I want to follow the discussion from here concerning about the strength of the separation "all retract subspaces are closed".
(A retract subspace of a topological space $X$ is a subspace $A$ where there exists continuous $f: X\to A$ such that $f|_A = \mathrm{id}_A$.)

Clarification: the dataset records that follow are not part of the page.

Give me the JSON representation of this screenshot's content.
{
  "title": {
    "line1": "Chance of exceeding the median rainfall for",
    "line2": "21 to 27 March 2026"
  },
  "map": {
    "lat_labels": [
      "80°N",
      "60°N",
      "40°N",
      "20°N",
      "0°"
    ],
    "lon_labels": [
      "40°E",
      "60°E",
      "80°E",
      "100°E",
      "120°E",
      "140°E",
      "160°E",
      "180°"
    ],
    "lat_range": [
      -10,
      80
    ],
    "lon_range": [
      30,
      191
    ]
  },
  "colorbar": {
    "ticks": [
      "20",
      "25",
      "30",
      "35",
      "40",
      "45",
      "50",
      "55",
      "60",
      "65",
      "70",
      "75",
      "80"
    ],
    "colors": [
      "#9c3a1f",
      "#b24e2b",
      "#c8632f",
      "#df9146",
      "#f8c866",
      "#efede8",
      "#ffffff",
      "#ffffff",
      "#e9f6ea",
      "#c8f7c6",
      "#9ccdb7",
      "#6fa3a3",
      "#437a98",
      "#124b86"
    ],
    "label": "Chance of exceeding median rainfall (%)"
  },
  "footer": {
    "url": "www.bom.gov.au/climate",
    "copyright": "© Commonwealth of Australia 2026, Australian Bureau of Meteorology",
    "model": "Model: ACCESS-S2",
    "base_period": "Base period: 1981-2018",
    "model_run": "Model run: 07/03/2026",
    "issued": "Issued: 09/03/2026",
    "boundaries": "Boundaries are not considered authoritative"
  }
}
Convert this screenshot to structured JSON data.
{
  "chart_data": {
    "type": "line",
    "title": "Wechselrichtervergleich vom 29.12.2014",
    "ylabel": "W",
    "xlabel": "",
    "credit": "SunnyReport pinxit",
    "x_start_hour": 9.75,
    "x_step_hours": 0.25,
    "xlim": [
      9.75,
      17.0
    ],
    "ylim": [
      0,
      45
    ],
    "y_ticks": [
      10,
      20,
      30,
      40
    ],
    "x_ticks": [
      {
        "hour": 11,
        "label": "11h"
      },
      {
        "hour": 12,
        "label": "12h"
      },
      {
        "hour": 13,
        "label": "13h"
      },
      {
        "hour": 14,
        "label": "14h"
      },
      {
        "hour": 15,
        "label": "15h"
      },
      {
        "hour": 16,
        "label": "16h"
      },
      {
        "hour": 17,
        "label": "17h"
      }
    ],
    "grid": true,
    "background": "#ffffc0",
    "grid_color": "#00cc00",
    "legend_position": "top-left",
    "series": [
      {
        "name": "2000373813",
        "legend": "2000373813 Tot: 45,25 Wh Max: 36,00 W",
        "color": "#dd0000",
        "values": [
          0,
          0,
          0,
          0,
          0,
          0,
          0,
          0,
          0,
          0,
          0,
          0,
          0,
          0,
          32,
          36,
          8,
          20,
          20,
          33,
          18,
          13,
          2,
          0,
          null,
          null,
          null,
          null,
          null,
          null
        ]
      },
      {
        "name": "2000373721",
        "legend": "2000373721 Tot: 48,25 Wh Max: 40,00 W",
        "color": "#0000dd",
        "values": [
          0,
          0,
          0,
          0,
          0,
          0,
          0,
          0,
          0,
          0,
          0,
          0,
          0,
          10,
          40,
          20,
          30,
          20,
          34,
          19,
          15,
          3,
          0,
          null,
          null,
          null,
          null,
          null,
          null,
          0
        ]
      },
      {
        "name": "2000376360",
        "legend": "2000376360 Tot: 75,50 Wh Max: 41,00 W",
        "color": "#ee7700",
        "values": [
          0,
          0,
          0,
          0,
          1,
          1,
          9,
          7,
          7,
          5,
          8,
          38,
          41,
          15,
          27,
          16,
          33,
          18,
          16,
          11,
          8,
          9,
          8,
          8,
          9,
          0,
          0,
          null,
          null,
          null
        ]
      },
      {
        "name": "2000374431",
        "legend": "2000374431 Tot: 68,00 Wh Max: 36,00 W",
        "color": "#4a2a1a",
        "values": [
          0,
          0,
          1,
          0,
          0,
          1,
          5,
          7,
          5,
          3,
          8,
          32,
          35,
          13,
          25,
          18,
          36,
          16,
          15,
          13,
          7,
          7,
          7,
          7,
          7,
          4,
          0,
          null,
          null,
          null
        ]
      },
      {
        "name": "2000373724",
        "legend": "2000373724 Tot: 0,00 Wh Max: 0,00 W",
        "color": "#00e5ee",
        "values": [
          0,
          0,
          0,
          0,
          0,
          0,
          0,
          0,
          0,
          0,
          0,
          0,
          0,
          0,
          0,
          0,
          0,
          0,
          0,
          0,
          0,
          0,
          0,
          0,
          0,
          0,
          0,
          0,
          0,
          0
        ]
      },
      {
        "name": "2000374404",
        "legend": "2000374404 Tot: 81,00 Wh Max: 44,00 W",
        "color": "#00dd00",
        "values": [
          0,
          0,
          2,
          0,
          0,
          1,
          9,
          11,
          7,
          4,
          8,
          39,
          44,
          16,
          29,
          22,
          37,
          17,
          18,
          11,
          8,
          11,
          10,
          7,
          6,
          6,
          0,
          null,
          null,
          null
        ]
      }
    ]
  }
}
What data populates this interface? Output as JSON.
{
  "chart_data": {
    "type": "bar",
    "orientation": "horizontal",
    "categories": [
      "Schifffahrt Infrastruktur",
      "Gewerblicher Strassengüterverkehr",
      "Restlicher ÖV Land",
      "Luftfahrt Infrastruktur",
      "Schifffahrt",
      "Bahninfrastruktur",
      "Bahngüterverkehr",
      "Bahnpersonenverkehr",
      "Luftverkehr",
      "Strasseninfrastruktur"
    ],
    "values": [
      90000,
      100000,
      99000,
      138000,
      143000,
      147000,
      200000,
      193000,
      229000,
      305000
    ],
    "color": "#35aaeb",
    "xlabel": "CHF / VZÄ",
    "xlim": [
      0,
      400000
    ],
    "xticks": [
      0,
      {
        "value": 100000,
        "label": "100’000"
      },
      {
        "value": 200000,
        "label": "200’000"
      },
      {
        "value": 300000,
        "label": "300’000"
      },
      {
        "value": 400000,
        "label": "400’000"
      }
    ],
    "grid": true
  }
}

Write $\mathrm{KC}$ as "all compact subsets are closed", and $\mathrm{RC}$ as "all retract subspaces are closed". We have $T_2\Rightarrow \mathrm{KC}$, $T_2\Rightarrow \mathrm{RC}$ and neither of the reversed implications. The cocountable topology over $\mathbb{R}$ is a $\mathrm{KC}$ example not $\mathrm{RC}$: $f(x) = |x|$ is a continuous function from $\mathbb{R}$ with cocountable topology to its subspace $[0,+\infty)$ since the preimages of countable sets are countable, but $[0,+\infty)$ is certainly not closed.
So I would like to ask if $\mathrm{RC}$ implies $\mathrm{KC}$, because the only $\mathrm{RC}$ non-Hausdorff spaces I know are those compact $\mathrm{KC}$ spaces (note that compact $\mathrm{KC}$ implies $\mathrm{RC}$). Any help appreciated.